Zionmoose
Zionmoose

Reputation: 73

Oracle select records based on a min date where min date between

My SQL currently looks like this.

SELECT t1.field1,
       t1.field2,
       t1.field3,
       t1.field4,
       t1.field5,
       t1.field6,
       t1.field7,
       t1.field8,
       t2.field1,
       t2.field2,
       t2.field3,
       t2.field4,
       t2.field5,
       t2.field6,
       t2.field7,
       t2.field8,
       t2.field9,
       t3.field1,
       t4.field1,
       t5.field1,
       SUM(t6.field1),
       MIN(t6.THEDATE) 

  FROM table1 t1
    LEFT JOIN table2 t2
      ON t1.field2 = t2.sameFieldName
      LEFT JOIN table3 t3
        ON t2.field9 = t3.sameFieldName
        LEFT JOIN table4 t4
          ON t1.field2 = t4.sameFieldName
          AND t2.field1 = t4.sameFieldName
          LEFT JOIN table5 t5
            ON t4.field1 = t5.sameFieldName
            LEFT JOIN table6 t6
              ON t4.field1 = t6.sameFieldName
              AND t4.colName1 = t6.sameFieldName

  WHERE t6.THEDATE BETWEEN SYSDATE - 70 AND SYSDATE - 50
    AND t1.field2 = 'SUBMIT'
    AND t1.field3 LIKE 'H%'

  GROUP BY t1.field1,
           t1.field2,
           t1.field3,
           t1.field4,
           t1.field5,
           t1.field6,
           t1.field7,
           t1.field8,
           t2.field1,
           t2.field2,
           t2.field3,
           t2.field4,
           t2.field5,
           t2.field6,
           t2.field7,
           t2.field8,
           t2.field9,
           t3.field1,
           t4.field1,
           t5.field1;

The problem I have is I need to select with the condition based on the min date. But doing it this way will "show" the min date, but it will filter records based on whatever the last "theDate" value is. I know you cannot use agg functions in the where clause because the where only operates on a single record. So how can I get something that would work like this?

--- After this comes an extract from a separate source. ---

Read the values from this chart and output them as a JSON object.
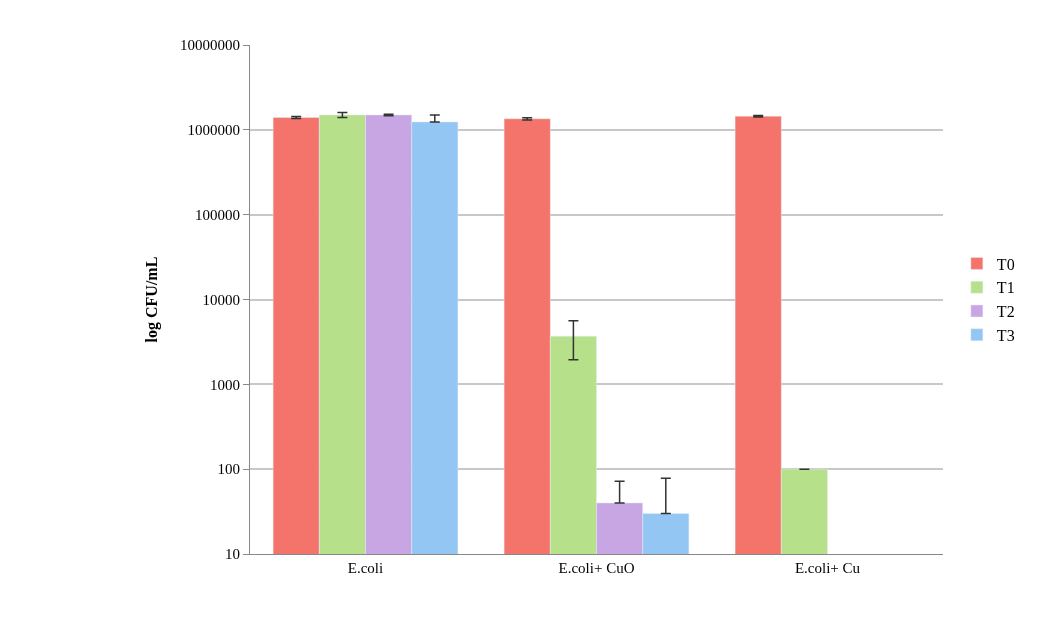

SELECT *, sum(somthing), min(theDate)
FROM Table
WHERE min(theDate) BETWEEN SYSDATE - 70 AND SYSDATE - 50
GROUP BY <<<ALL GROUP COLUMNS>>>

Upvotes: 0

Views: 12329

Answers (4)

KevinKirkpatrick
KevinKirkpatrick

Reputation: 1456

The main performance drain may be unnecessary columns in GROUP BY. This can happen if your Table refers to a denormalized table:

EMP (EMP_ID*, DEPT_ID, DEPT_NAME, SAL, THEDATE)

or if Table refers to a join, e.g.

EMP(EMP_ID*, DEPT_ID, SAL, THEDATE)
DEPT(DEPT_ID*, DEPT_NAME)

"Table" == EMP JOIN DEPT USING (DEPT_ID)

In either case, the query:

SELECT DEPT_ID, DEPT_NAME, SUM(SAL), MIN(THEDATE)
FROM   EMP
GROUP BY DEPT_ID, DEPT_NAME
HAVING MIN(THEDATE) >= SYSDATE-70 AND MIN(THEDATE) < SYSDATE-50;

will experience all the overhead of grouping the DEPT_NAME, even though DEPT_NAME will always have same value for a given DEPT_ID. In other words, DEPT_ID is a candidate key of the selected columns. If the "*" in your SELECT *, SUM(whatever) has one or more candidate keys (commonly all of the "_ID" columns) that determine unique values for all other columns, then it will be far more efficient to do something like this:

SELECT DEPT_ID, MAX(DEPT_NAME) DEPT_NAME, SUM(SAL), MIN(THEDATE)
FROM   EMP USING (DEPT_ID)
GROUP BY DEPT_ID
HAVING MIN(THEDATE) >= SYSDATE-70 AND MIN(THEDATE) < SYSDATE-50;

The performance difference can be especially dramatic if your dependent columns are long strings.

Gordon Linoff's answer makes a good point (though I think his implementation can be further optimized, see below) - in some cases it can make sense to "pre-filter". Few rule-of-thumb indications that this might be faster:
1) majority (80% +) of rows have THEDATE older than 70 days
2) a single index on Table which includes most/all GROUP BY columns and, preferably, THEDATE
3) either a separate index on THEDATE or, the THEDATE is first column of the index noted in #2
4) alternatively for #3 - Table is partitioned by THEDATE (and index in #2 being a local index would be better still)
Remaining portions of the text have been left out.